We should build a food rights movement that includes:
- Politicisation not charitisation: voluntary work as a collective, class and political act of care
- Strengthen our grassroots solidarity: democratically run community food and health support networks/groups
- Volunteers joining unions: Unite the Union – Community Sector
- Schools as centres of community nutrition: in many communities, schools have the only industrial kitchens and canteens capable of feeding our communities
- Councils should set needs budgets and use their reserves to support working-class communities
- Food activists – young, new, older or experienced – to stand for positions of power and influence
Covid-19: China and UK
What the Chinese government did was thought to be impossible, they contained the spread of the virus. Could/should these steps be carried out in UK?
- A lockdown of 50 million people since 23 January
- Two new hospitals with 2300 beds built in few weeks
- National mobilisation of health workers into Wuhan
- In regions beyond Hubei, self-quarantined people were monitored by “appointed leaders in neighbourhoods”.
- Movement was surveilled and restricted. For example, two widely used mobile phone apps, enabled the government to track and stop people with confirmed infections from traveling. “Every person has sort of a traffic light system. Colour codes on mobile phones—in which green, yellow, or red designate a person’s health status—let guards at train stations and other checkpoints know who to let through” in real time
- Home deliveries of food – albeit chaotic
- During lockdown people were allowed to group in their communal areas (although not for organised communal eating?)
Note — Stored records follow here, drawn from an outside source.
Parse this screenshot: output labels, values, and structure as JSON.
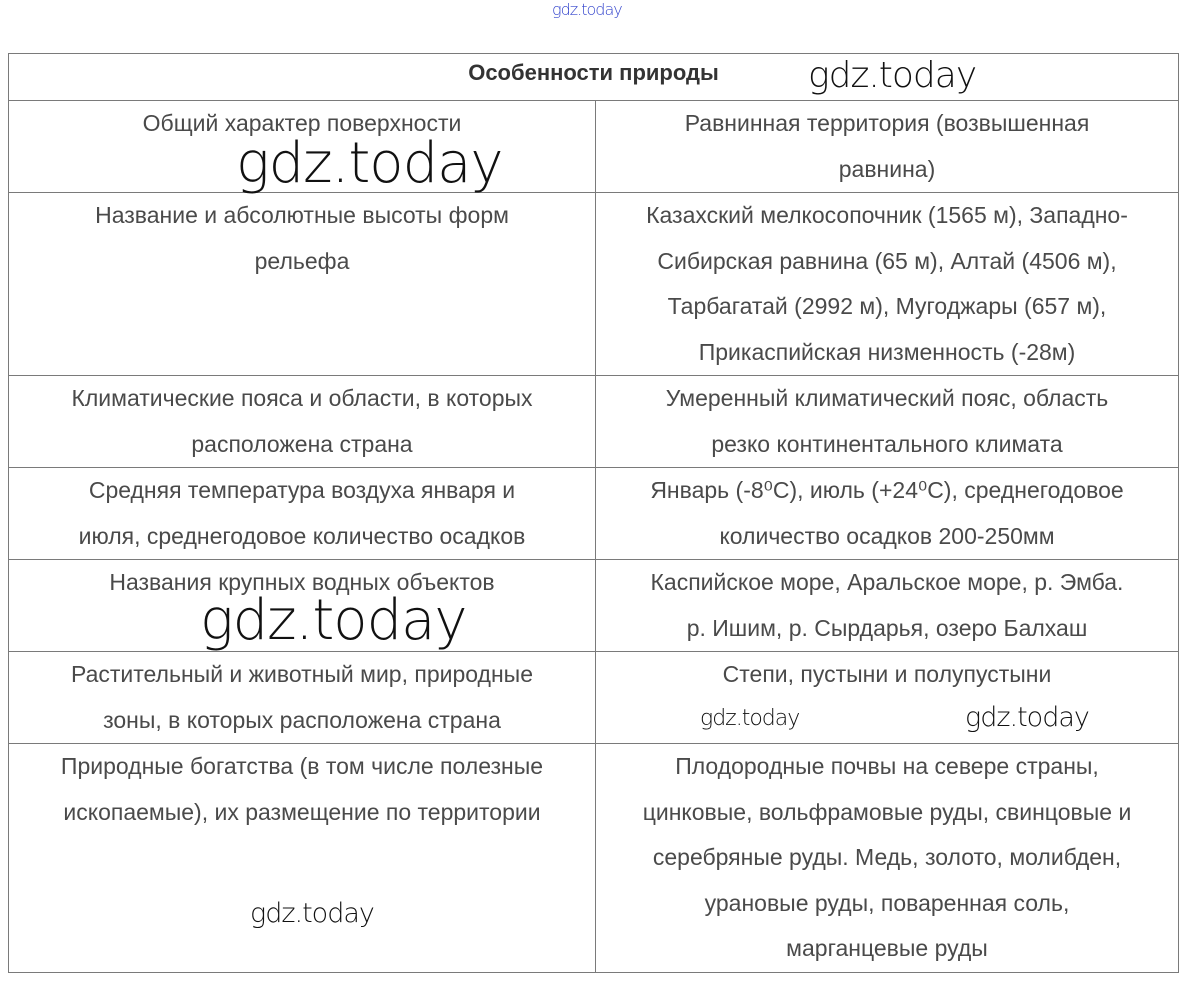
{
  "watermark": "gdz.today",
  "table": {
    "title": "Особенности природы",
    "rows": [
      {
        "left": [
          "Общий характер поверхности"
        ],
        "right": [
          "Равнинная территория (возвышенная",
          "равнина)"
        ]
      },
      {
        "left": [
          "Название и абсолютные высоты форм",
          "рельефа"
        ],
        "right": [
          "Казахский мелкосопочник (1565 м), Западно-",
          "Сибирская равнина (65 м), Алтай (4506 м),",
          "Тарбагатай (2992 м), Мугоджары (657 м),",
          "Прикаспийская низменность (-28м)"
        ]
      },
      {
        "left": [
          "Климатические пояса и области, в которых",
          "расположена страна"
        ],
        "right": [
          "Умеренный климатический пояс, область",
          "резко континентального климата"
        ]
      },
      {
        "left": [
          "Средняя температура воздуха января и",
          "июля, среднегодовое количество осадков"
        ],
        "right": [
          "Январь (-8⁰С), июль (+24⁰С), среднегодовое",
          "количество осадков 200-250мм"
        ]
      },
      {
        "left": [
          "Названия крупных водных объектов"
        ],
        "right": [
          "Каспийское море, Аральское море, р. Эмба.",
          "р. Ишим, р. Сырдарья, озеро Балхаш"
        ]
      },
      {
        "left": [
          "Растительный и животный мир, природные",
          "зоны, в которых расположена страна"
        ],
        "right": [
          "Степи, пустыни и полупустыни"
        ]
      },
      {
        "left": [
          "Природные богатства (в том числе полезные",
          "ископаемые), их размещение по территории"
        ],
        "right": [
          "Плодородные почвы на севере страны,",
          "цинковые, вольфрамовые руды, свинцовые и",
          "серебряные руды. Медь, золото, молибден,",
          "урановые руды, поваренная соль,",
          "марганцевые руды"
        ]
      }
    ]
  }
}
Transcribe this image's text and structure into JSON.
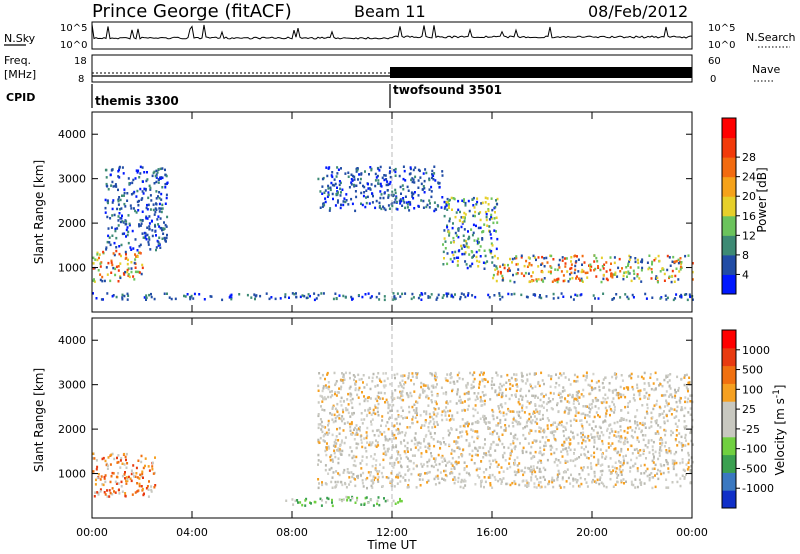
{
  "header": {
    "station": "Prince George (fitACF)",
    "beam": "Beam 11",
    "date": "08/Feb/2012"
  },
  "panels": {
    "nsky": {
      "label": "N.Sky",
      "ticks": [
        "10^5",
        "10^0"
      ]
    },
    "nsearch": {
      "label": "N.Search",
      "ticks": [
        "10^5",
        "10^0"
      ]
    },
    "freq": {
      "label_line1": "Freq.",
      "label_line2": "[MHz]",
      "ticks": [
        "18",
        "8"
      ]
    },
    "nave": {
      "label": "Nave",
      "ticks": [
        "60",
        "0"
      ]
    },
    "cpid": {
      "label": "CPID",
      "modes": [
        {
          "name": "themis 3300",
          "start_hour": 0
        },
        {
          "name": "twofsound 3501",
          "start_hour": 12
        }
      ]
    }
  },
  "chart_data": [
    {
      "type": "heatmap",
      "title": "",
      "xlabel": "",
      "ylabel": "Slant Range [km]",
      "xlim": [
        0,
        24
      ],
      "ylim": [
        0,
        4500
      ],
      "yticks": [
        "1000",
        "2000",
        "3000",
        "4000"
      ],
      "colorbar": {
        "label": "Power [dB]",
        "ticks": [
          "4",
          "8",
          "12",
          "16",
          "20",
          "24",
          "28"
        ],
        "colors": [
          "#0018ff",
          "#214ca5",
          "#3d8a74",
          "#6bc35c",
          "#e6cf2a",
          "#f5a21a",
          "#f26b10",
          "#f23a0a",
          "#ff0000"
        ]
      },
      "echo_bands": [
        {
          "start_hour": 0.0,
          "end_hour": 2.0,
          "range_km": [
            700,
            1400
          ],
          "level": "strong"
        },
        {
          "start_hour": 0.5,
          "end_hour": 3.0,
          "range_km": [
            1400,
            3300
          ],
          "level": "weak"
        },
        {
          "start_hour": 9.0,
          "end_hour": 14.0,
          "range_km": [
            2300,
            3300
          ],
          "level": "weak"
        },
        {
          "start_hour": 14.0,
          "end_hour": 16.2,
          "range_km": [
            1000,
            2600
          ],
          "level": "moderate"
        },
        {
          "start_hour": 16.0,
          "end_hour": 24.0,
          "range_km": [
            700,
            1300
          ],
          "level": "strong"
        },
        {
          "start_hour": 0.0,
          "end_hour": 24.0,
          "range_km": [
            300,
            450
          ],
          "level": "weak"
        }
      ]
    },
    {
      "type": "heatmap",
      "title": "",
      "xlabel": "Time UT",
      "ylabel": "Slant Range [km]",
      "xlim": [
        0,
        24
      ],
      "ylim": [
        0,
        4500
      ],
      "xticks": [
        "00:00",
        "04:00",
        "08:00",
        "12:00",
        "16:00",
        "20:00",
        "00:00"
      ],
      "yticks": [
        "1000",
        "2000",
        "3000",
        "4000"
      ],
      "colorbar": {
        "label": "Velocity [m s^-1]",
        "ticks": [
          "1000",
          "500",
          "100",
          "25",
          "-25",
          "-100",
          "-500",
          "-1000"
        ],
        "colors": [
          "#1030c8",
          "#3a78c0",
          "#3aa050",
          "#70d040",
          "#c8c8c0",
          "#c8c8c0",
          "#f5a021",
          "#f07010",
          "#e83a10",
          "#ff0000"
        ]
      },
      "echo_bands": [
        {
          "start_hour": 0.0,
          "end_hour": 2.5,
          "range_km": [
            500,
            1500
          ],
          "level": "orange"
        },
        {
          "start_hour": 9.0,
          "end_hour": 24.0,
          "range_km": [
            700,
            3300
          ],
          "level": "ground-scatter-gray"
        },
        {
          "start_hour": 7.5,
          "end_hour": 12.5,
          "range_km": [
            300,
            500
          ],
          "level": "green"
        }
      ]
    }
  ],
  "axis_title": "Time UT"
}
What about the UK? For example, in a lockdown how would we feed our communities?
- Most boroughs have skeletal public health teams, including social nutrition
- Emergency food aid is provided through charities
- Panic buying will reduce the supermarket ‘leftovers’ for emergency food aid
- What happens to the children on UIFSC and free school meals?
Resilience Boards will no doubt have plans in place to ensure food supply. At the community level:
- Boroughs should carry out urgent and rapid assessments of nutritional needs within communities, and identify potential sites for the provision of localised communal food
- Immediate ward level meetings of food and health services: GPs, charities, councillors, schools, faith groups, parent/carers and others to set up ‘Food and Health Action Groups’ with democratically elected leaders to monitor local food crises
- Use the schools to mobilise parents/carers as invaluable voices of our communities
- Open up the industrial scale school kitchens and canteens so we may feed our communities in need
- Volunteering should be framed as political and not charitable acts. This could be enabled through the involvement of trade unions, specifically, Unite the Union-community sector, the NEU and Unison.
Our communities should not silently consent to UK government actions such as lockdowns and social control. The voices of the labour movement already advocate for entitlements of precarious workers. We should ensure that the voices of our communities in collective responsibility to care in solidarity are heard. We can only rely on ourselves.